Sanford Robinson Gifford, Thomas Cole, and Frederick Edwin Church are arguably the big three names in the Hudson River School of painting, but until a few years ago, the marker for Gifford’s grave was in an upturned, dilapidated state. Enter Peter Jung. 

Jung, the owner of Peter Jung Fine Art in Hudson, New York, lives in Gifford’s hometown. His gallery is located just a block away from where Gifford’s house was. That house was bulldozed in the 1950s — a beautiful, Italianate mansion was destroyed to make way for an asphalt parking lot. A lovely farmer’s market sets up there now, Jung says, but that fails to take away the sting of losing Gifford’s home. Perhaps this played a role in Jung’s mind when he and a friend came across Gifford’s grave while walking a dog in Hudson. “I was very well aware of Gifford because of my activities in the fine art world,” says Jung. “We came upon the cemetery and wondered if he was there, and sure enough, there he was, buried right next to his wife. Most of the stones were tipped over, and a few were broken. The cemetery plot is on a steep hill, so gravity worked against them as well. A nearby stone quarry had been blasting for decades, so the vibrations probably played a role, too. Some of the stones had fallen down the hill.”

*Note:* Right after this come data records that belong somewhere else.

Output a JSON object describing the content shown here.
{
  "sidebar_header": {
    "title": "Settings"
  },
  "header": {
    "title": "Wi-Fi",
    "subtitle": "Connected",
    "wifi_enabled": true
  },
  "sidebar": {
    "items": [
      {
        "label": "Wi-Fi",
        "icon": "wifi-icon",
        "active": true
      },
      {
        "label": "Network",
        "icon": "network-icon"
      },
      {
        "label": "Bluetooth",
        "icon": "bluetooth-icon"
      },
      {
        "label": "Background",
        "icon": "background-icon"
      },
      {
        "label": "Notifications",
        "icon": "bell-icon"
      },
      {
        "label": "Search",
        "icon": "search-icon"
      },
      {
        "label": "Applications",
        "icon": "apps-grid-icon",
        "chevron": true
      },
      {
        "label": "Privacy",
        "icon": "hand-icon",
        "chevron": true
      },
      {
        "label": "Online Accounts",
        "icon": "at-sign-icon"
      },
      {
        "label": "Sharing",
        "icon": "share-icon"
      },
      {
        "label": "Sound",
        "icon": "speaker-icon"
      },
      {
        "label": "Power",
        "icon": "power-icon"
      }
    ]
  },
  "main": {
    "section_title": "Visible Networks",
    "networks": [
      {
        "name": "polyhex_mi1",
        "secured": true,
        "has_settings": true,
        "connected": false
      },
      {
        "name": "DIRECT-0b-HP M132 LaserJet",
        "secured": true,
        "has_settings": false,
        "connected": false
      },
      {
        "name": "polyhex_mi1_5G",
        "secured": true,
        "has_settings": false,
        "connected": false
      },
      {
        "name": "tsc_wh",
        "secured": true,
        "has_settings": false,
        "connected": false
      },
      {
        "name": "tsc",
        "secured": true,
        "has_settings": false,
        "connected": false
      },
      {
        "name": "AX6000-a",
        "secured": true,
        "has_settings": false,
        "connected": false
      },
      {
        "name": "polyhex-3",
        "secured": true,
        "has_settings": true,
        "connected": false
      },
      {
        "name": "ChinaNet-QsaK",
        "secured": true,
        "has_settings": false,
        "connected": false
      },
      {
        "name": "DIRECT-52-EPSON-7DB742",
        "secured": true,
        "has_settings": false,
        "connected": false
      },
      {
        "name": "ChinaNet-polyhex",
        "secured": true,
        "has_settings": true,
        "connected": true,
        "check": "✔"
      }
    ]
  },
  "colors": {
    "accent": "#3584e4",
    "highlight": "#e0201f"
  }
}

The headstones for Sanford Gifford and his wife


“I had to do something.” Jung certainly did — he raised $20,000 from clients, cleared the restoration project with local authorities, and found a stonemason with the skills to reset the stones and carefully clean them up. “They hadn’t been touched in 100 years,” says Jung. “Part of what I’m trying to do is rekindle more appreciation for our cemetery in general. It’s in a pretty tragic state, and it really is a beautiful cemetery. We don’t have a lot of green space here in Hudson, so the cemetery is in a lot of ways a park for us.”


The mansion where Gifford lived. It was bulldozed in the 1950s.

Jung’s work on Gifford’s grave has pointed Jung in a particular direction, one that he finds satisfying. “The Hudson River School of painting is pretty far away and distant, off the radar for a lot of people in Hudson, even though we are living right here in the middle of it,” he says. But when Jung gave a 90-minute talk at the local library, he spoke to a full house. “They were extremely attentive and appreciative,” he recalls. “I could put it in context, and the imagery is so appealing.” Jung has already been asked to give his talk at other locations, and he’s warming to the idea of being the ambassador in the area to its own art history.